Category Archives: statute of limitations

Delay in Acting

Frank Scavo over at the Enterprise System Spectator noted an interesting situation brewing between Vaughan & Bushnell and Infor (the latest incarnation of a company originally called SSA Global), first reported in NetworkWork.

The situation isn’t uncommon.  V&B licensed software from SSA in 1987.  That same year, it received an upgrade of the product.  V&B had the software installed on a specific IBM minicomputer and, through the years, upgraded the hardware.  V&B alleges that their license allowed them to do so without paying any upgrade fees (for those playing at home, some software vendors tie the software to the specific hardware used to run it).  Now Infor is claiming that V&B owes upgrade fees for the change in hardware.

I’m about 90% sure that V&B is going to win this one.  Let’s discuss why.

First are the slam-dunk defenses to an increase in fees:

  • if V&B has a license agreement that doesn’t tie the software to the specific hardware; or
  • if V&B has a license agreement that ties the software to the hardware but states that changes to the hardware are OK.

Second are the next-best defenses (so, even if V&B should’ve paid the upgrade fee in 1993):

  • Waiver: Infor didn’t respond to V&B’s failure to pay – counts as a waiver of their intent to be paid; and/or
  • Statute of Limitations:  Infor probably had a set amount of time (set by state law or in the contract – usually no more than 3 years) to file a claim to obtain payment.

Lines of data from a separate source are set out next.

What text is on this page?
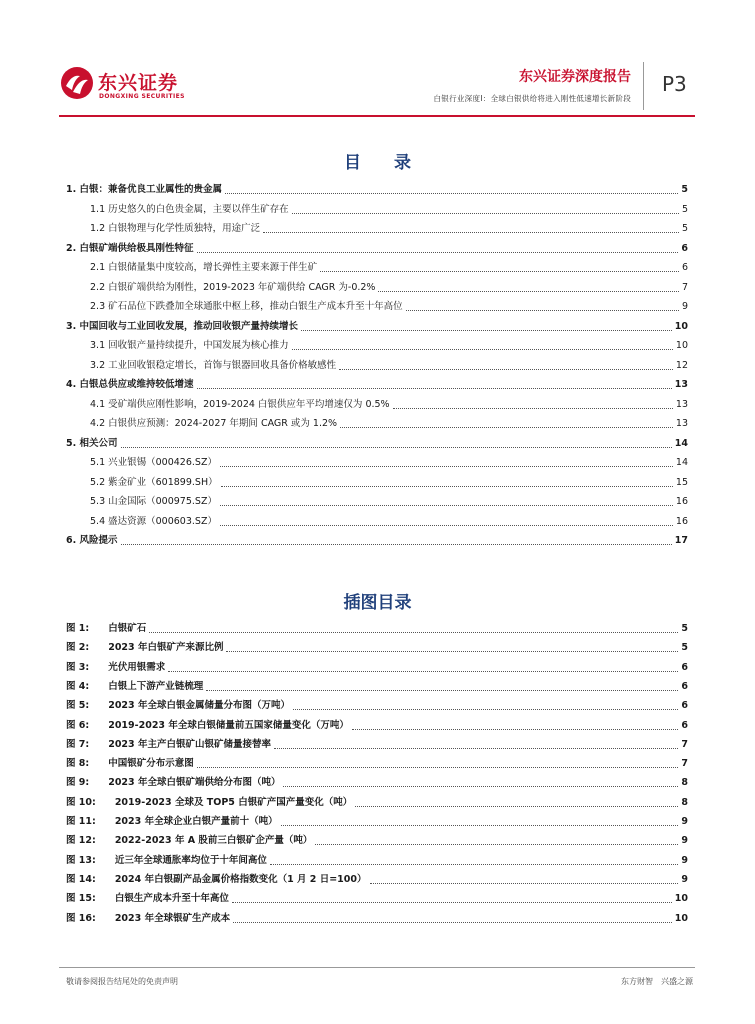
东兴证券
DONGXING SECURITIES
东兴证券深度报告
白银行业深度Ⅰ：全球白银供给将进入刚性低速增长新阶段
P3
目　录
1. 白银：兼备优良工业属性的贵金属	5
1.1 历史悠久的白色贵金属，主要以伴生矿存在	5
1.2 白银物理与化学性质独特，用途广泛	5
2. 白银矿端供给极具刚性特征	6
2.1 白银储量集中度较高，增长弹性主要来源于伴生矿	6
2.2 白银矿端供给为刚性，2019-2023 年矿端供给 CAGR 为-0.2%	7
2.3 矿石品位下跌叠加全球通胀中枢上移，推动白银生产成本升至十年高位	9
3. 中国回收与工业回收发展，推动回收银产量持续增长	10
3.1 回收银产量持续提升，中国发展为核心推力	10
3.2 工业回收银稳定增长，首饰与银器回收具备价格敏感性	12
4. 白银总供应或维持较低增速	13
4.1 受矿端供应刚性影响，2019-2024 白银供应年平均增速仅为 0.5%	13
4.2 白银供应预测：2024-2027 年期间 CAGR 或为 1.2%	13
5. 相关公司	14
5.1 兴业银锡（000426.SZ）	14
5.2 紫金矿业（601899.SH）	15
5.3 山金国际（000975.SZ）	16
5.4 盛达资源（000603.SZ）	16
6. 风险提示	17
插图目录
图 1:　　白银矿石	5
图 2:　　2023 年白银矿产来源比例	5
图 3:　　光伏用银需求	6
图 4:　　白银上下游产业链梳理	6
图 5:　　2023 年全球白银金属储量分布图（万吨）	6
图 6:　　2019-2023 年全球白银储量前五国家储量变化（万吨）	6
图 7:　　2023 年主产白银矿山银矿储量接替率	7
图 8:　　中国银矿分布示意图	7
图 9:　　2023 年全球白银矿端供给分布图（吨）	8
图 10:　　2019-2023 全球及 TOP5 白银矿产国产量变化（吨）	8
图 11:　　2023 年全球企业白银产量前十（吨）	9
图 12:　　2022-2023 年 A 股前三白银矿企产量（吨）	9
图 13:　　近三年全球通胀率均位于十年间高位	9
图 14:　　2024 年白银副产品金属价格指数变化（1 月 2 日=100）	9
图 15:　　白银生产成本升至十年高位	10
图 16:　　2023 年全球银矿生产成本	10
敬请参阅报告结尾处的免责声明	东方财智　兴盛之源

So this is why I’m 90% sure that V&B is going to be successful.  Even if they owed the money as a result of the upgrade, Infor has both waived the payment through inaction, and have also passed any time limits which would have allowed them to take action to collect.

Lesson?  Draft your contracts carefully – and if you’re the vendor, do regular audits and followup appropriately.